Much in the news these days about using sensors in various ways to track and connect people.
Northeastern did a study on the movements of cellphone users.
So Barabási and his colleagues teamed up with a mobile-phone company (unidentified to protect customers' privacy), who provided them with anonymized data on which transmitter towers had handled the calls and texts for 100,000 individuals over the course of 6 months.
Mobile phones demystify commuter rat race - Nature News - 4 June 2008 | doi:10.1038/news.2008.874
The accompanying Nature editorial lauds the possibility for better data for social scientists
The mobile-phone technique is simply the latest example of how modern information technologies are giving social scientists the power to make measurements that are often as precise as those in the 'hard' sciences. By analysing e-mail transmissions, for example, or doing automated searches of publication databases, social scientists can collect detailed information on the network structure of scientific collaborations and other social interactions.
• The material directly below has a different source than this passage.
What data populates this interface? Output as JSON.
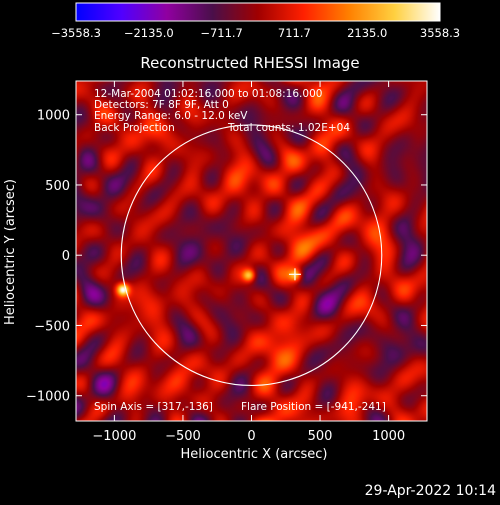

A flood of hard data - Nature 453, 698 (5 June 2008) | doi:10.1038/453698a; Published online 4 June 2008
Wired reports on tracking the interactions of students.
If you have enough data about commonplace conversations, you can even predict when those conversations are going to take place. Working with Pentland, Nathan Eagle tracked the physical interactions of 100 MIT students over an academic year, using their cell phones. After a few months, Eagle could deduce likely future meetings with impressive accuracy. "So if we know that," he says, "why not design our calendars to sync up?"
Clive Thompson on Real-World Social Networks vs. Facebook 'Friends' - Wired Magazine 16.08 (August 2008)
Thompson's article ends on a prescient note:
The scary part of reality mining, as everyone involved readily admits, is that it's a potential privacy nightmare. ...
Eagle is currently analyzing 12 billion anonymized calls placed during one month in the UK.
Prescient because a story popped up in the news in which people were very unhappy to find that, in a different study, movements were being tracked based on Bluetooth signals.
Bluetooth mobile phone technology is being used to monitor the movement of tens of thousands of people, without their consent.
A research project has installed Bluetooth scanners in offices, cafes, shops, and pubs to monitor how people move around cities. But the residents of Bath, who are at the centre of this research, are unaware that their mobile phones and laptops are communicating with the scanners.
The team behind the project, Cityware, stresses that the scanners are not able to personally identify individuals, but privacy groups have expressed concerns about the scheme. The Information Commissioners' Office, which deals with data protection and privacy legislation, said it was "monitoring" the experiment.
Bluetooth used to track people's movements - Telegraph.co.uk - Last Updated: 12:01am BST 21/07/2008
Meanwhile, Boing Boing reports on hackers (of all people) having the opportunity to wear RFID tags to map and discover each other.
This weekend, the Attendee Meta-Data (AMD) project at the Last HOPE (Hackers on Planet Earth) in NYC will introduce a new location-aware social networking system to track and bring together hackers based on a huge array of matching interests. Conference goers will be given unprecedented ability to connect with new people, find the talks they're most interested in attending, see what's happening and where in real time, and experience and talk about the way RFID technology is changing the world.
RFID badges at HOPE hackercon form automatic social nets and irony - Boing Boing - July 16, 2008
Our ability to gather data on every aspect of everyone's daily life is becoming incredibly powerful. Powerful technologies require great wisdom to wield for good and not ill. I am concerned we (and in particular the leadership we chose) lack that wisdom.
David Brin has explored these topics at length. They are an aspect of his book Earth (1990), and he expanded greatly upon those ideas in The Transparent Society (1998).
You can read a Discover interview with Brin from last year.
There are many different aspects to this, from illegal monitoring of people's activities in cyberspace, to quasi-legal tracking online, to people simply giving their information up on various social networks. But the above items are more about reality mining, which is the new ability to track individual movements in great detail in the physical world. Cellphones are an obvious technology platform for this, as are standalone GPS loggers and RFID. Individuals now have the capacity to conduct surveillance, sometimes called in this case sousveillance. Beyond that surveillance possibilities include CCTV cameras, large surveillance drones at various altitudes, and even tiny mobile or flying cameras, reminiscent of the bug in Danny Dunn, Invisible Boy (1974).
One of the unfortunate things about science fiction is that while it raises issues decades in advance of them becoming technologically feasible, it is often little heeded, and when the foreseen changes actually do come, people either don't pay attention to them, or make remarkably bad decisions about how to use and control their new abilities.